Differential Actions of PKA and PKC in the Regulation of Glutamate Release by Group III mGluRs in the Entorhinal Cortex

D. Ieuan Evans, Roland S. G. Jones, and Gavin Woodhall

Department of Physiology, School of Medical Sciences, University of Bristol, Bristol BS8 1TD, United Kingdom

Evans, D. Ieuan, Roland S. G. Jones, and Gavin Woodhall. Differential Actions of PKA and PKC in the Regulation of Glutamate Release by Group III mGluRs in the Entorhinal Cortex. J. Neurophysiol. 85: 571-579, 2001. In a previous study we showed that activation of a presynaptically located metabotropic glutamate receptor (mGluR) with pharmacological properties of mGluR4a causes a facilitation of glutamate release in layer V of the rat entorhinal cortex (EC) in vitro. In the present study we have begun to investigate the intracellular coupling linking the receptor to transmitter release. We recorded spontaneous alpha -amino-3-hydroxy-5-methyl-4-isoxazolepropionic acid receptor-mediated excitatory postsynaptic currents (EPSCs) in the whole cell configuration of the patch-clamp technique, from visually identified neurons in layer V. Bath application of the protein kinase A (PKA) activator, forskolin, resulted in a marked facilitation of EPSC frequency, similar to that seen with the mGluR4a specific agonist, ACPT-1. Preincubation of slices with the PKA inhibitor H-89 abolished the effect of ACPT-1, as did preincubation with the adenylate cyclase inhibitor, SQ22536. Activation of protein kinase C (PKC) using phorbol 12 myristate 13-acetate (PMA) did not affect sEPSC frequency; however, it did abolish the facilitatory effect of ACPT-1 on glutamate release.

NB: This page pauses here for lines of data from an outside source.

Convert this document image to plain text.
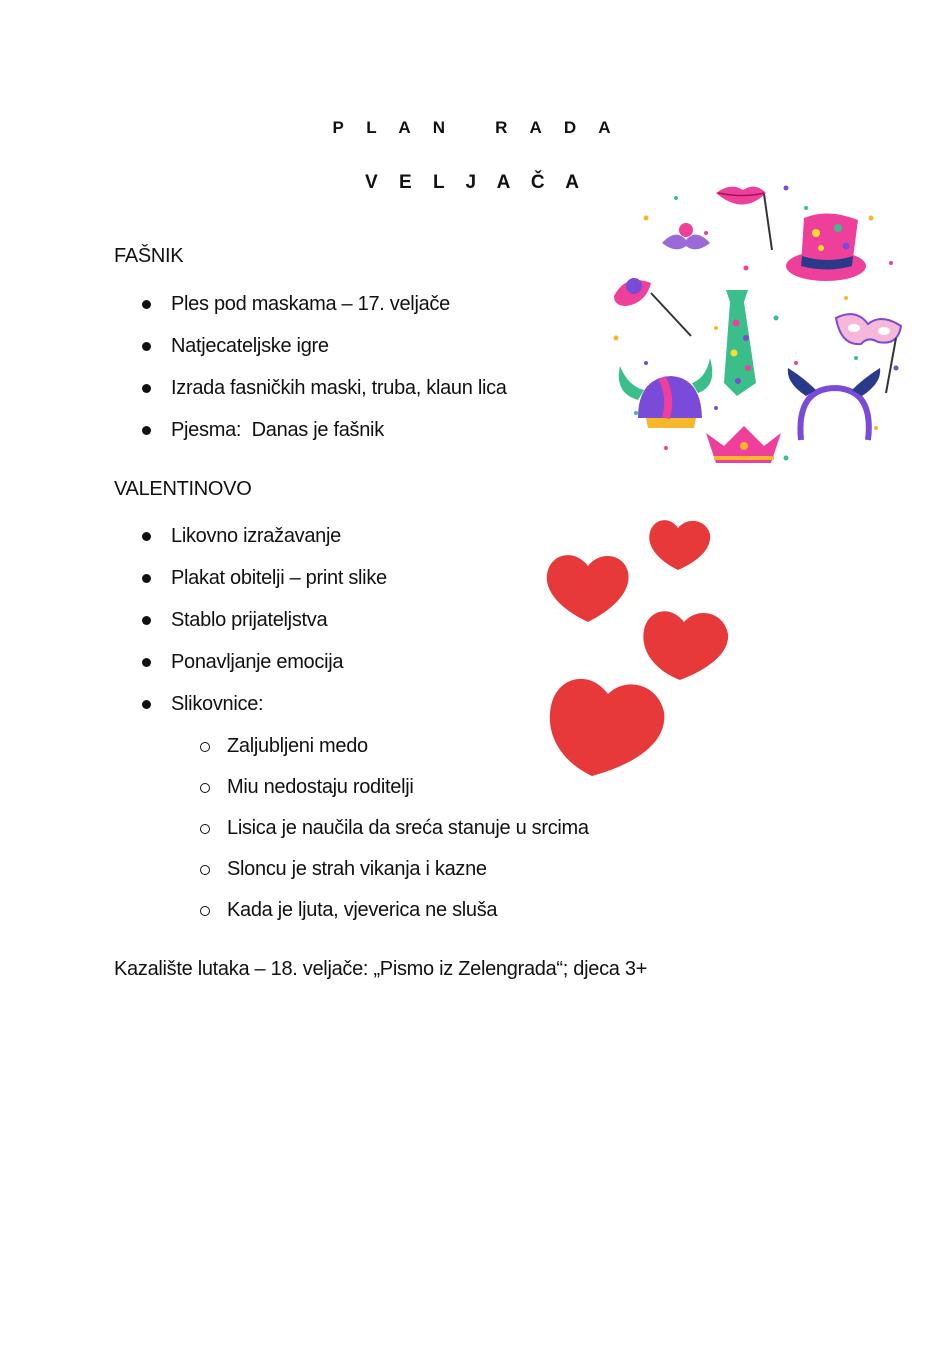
P L A N   R A D A
V E L J A Č A
FAŠNIK
Ples pod maskama – 17. veljače
Natjecateljske igre
Izrada fasničkih maski, truba, klaun lica
Pjesma:  Danas je fašnik
VALENTINOVO
Likovno izražavanje
Plakat obitelji – print slike
Stablo prijateljstva
Ponavljanje emocija
Slikovnice:
Zaljubljeni medo
Miu nedostaju roditelji
Lisica je naučila da sreća stanuje u srcima
Sloncu je strah vikanja i kazne
Kada je ljuta, vjeverica ne sluša
Kazalište lutaka – 18. veljače: „Pismo iz Zelengrada“; djeca 3+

A robust enhancement of EPSC frequency was seen in response to bath application of the specific PKC inhibitor, GF 109203X. Both H-89 and the group III mGluR antagonist (RS)-alpha -cyclopropyl-4-phosphonophenylglycine (CPPG) abolished the effects of GF 109203X. These data suggest that in layer V of the EC, presynaptic group III mGluRs facilitate release via a positive coupling to adenylate cyclase and subsequent activation of PKA. We have also demonstrated that the PKC system tonically depresses transmitter release onto layer V cells of the EC and that an interaction between mGluR4a, PKA, and PKC may exist at these synapses.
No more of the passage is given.